This timely book offers the little-known stories of 18 white Americans from the 18th century to the present who broke with a racist culture to become allies in the struggle for racial justice. The point is not to portray these people as leaders or heroes of this ongoing struggle but to challenge the idea that racial justice is only a concern for people of color.
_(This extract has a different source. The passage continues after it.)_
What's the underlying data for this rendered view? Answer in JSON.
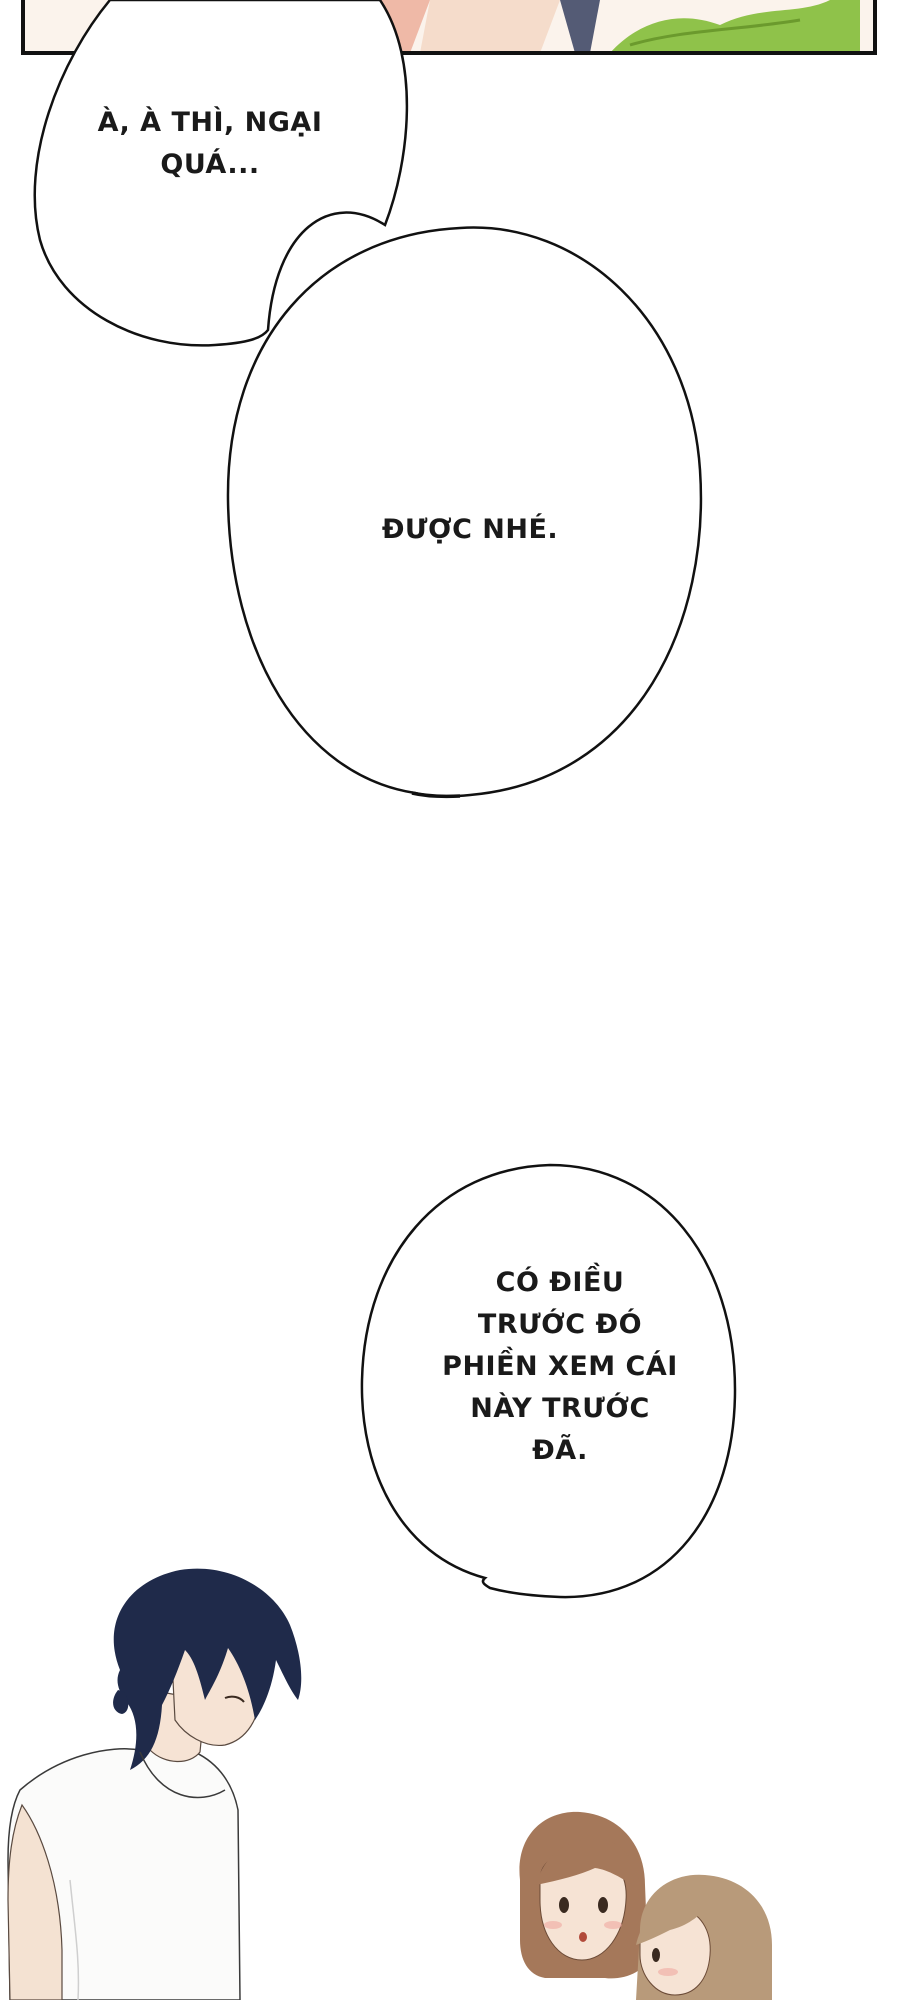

Drick Boyd shows that there are and have been white people who took up this challenge, often at great risk--and that their example can offer instruction and inspiration to others.
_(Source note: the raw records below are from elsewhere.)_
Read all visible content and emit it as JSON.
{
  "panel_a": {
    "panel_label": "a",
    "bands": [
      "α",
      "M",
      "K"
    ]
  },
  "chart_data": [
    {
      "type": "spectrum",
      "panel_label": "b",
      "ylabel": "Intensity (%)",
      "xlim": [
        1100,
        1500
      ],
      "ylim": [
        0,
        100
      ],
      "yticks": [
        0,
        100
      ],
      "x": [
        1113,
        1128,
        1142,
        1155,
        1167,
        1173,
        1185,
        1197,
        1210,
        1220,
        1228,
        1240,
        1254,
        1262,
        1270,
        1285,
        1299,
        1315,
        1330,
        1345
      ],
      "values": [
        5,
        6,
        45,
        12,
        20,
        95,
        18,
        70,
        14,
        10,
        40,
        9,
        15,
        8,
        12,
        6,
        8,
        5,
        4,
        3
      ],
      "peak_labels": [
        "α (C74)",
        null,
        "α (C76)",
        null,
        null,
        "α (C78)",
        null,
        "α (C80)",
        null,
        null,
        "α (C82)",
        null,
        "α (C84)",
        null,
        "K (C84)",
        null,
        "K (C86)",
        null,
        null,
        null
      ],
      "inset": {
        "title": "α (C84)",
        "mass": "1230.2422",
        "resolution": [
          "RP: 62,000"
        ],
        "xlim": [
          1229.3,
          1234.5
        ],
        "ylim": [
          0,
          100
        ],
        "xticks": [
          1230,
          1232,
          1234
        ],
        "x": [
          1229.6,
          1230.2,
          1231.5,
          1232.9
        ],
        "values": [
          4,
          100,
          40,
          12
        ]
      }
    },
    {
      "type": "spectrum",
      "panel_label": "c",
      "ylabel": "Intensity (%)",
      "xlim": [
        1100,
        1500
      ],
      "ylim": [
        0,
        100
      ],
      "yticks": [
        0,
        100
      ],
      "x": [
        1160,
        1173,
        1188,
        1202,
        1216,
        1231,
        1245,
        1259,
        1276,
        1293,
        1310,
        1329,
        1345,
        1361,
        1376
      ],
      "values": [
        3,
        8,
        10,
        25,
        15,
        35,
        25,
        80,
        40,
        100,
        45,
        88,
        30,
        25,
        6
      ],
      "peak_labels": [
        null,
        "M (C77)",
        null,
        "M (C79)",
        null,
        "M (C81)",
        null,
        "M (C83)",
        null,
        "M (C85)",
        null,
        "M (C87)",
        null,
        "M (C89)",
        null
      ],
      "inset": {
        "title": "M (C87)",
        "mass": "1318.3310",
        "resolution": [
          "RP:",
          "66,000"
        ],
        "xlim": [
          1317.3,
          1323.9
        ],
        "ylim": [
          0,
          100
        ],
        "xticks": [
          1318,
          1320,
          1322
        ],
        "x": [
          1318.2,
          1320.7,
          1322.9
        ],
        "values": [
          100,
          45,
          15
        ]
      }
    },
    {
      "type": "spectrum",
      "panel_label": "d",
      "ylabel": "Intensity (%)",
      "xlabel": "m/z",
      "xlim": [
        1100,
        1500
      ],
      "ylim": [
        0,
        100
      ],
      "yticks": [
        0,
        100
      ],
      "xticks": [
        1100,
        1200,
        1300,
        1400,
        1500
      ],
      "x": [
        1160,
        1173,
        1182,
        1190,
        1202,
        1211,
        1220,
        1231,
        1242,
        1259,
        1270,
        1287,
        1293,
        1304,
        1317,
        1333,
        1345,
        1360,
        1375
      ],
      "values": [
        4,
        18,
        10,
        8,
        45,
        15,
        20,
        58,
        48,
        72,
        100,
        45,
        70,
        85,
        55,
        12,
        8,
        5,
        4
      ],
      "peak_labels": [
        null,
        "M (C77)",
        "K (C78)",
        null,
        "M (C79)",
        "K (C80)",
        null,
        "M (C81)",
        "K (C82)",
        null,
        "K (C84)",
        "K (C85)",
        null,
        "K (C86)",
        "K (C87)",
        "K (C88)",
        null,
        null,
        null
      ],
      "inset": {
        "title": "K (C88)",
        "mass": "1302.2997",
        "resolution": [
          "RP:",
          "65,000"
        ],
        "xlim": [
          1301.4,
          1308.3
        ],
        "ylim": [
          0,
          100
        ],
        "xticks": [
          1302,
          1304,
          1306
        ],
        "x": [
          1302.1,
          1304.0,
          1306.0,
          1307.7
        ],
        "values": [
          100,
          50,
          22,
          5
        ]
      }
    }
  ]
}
At a time of renewed attention to the ongoing scourge of racial injustice in America, these stories are meant to motivate others to take action to oppose and dismantle racist practices and structures, on behalf of equality and human dignity.
Among those profiled are:
John Woolman, an eighteenth-century Quaker who set out on a personal mission to persuade his fellow Quakers to renounce complicity with slavery;
Angelina Grimke, a Southerner who left the South to join the abolitionist struggle;
Clarence Jordan, a Baptist preacher who founded Koinonia Farm, an interracial community in Georgia, and faced the wrath of the KKK;
Viola Liuzzo, a mother and housewife from Detroit who was killed by the KKK while participating in the freedom march in Selma, Alabama in 1963;
Morris Dees, founder of the Southern Poverty Law Center, who has fought white supremacist groups in the courts.
Also included are study questions for reading clubs, college courses, and adult education and church groups making this a key resource for educators and activists.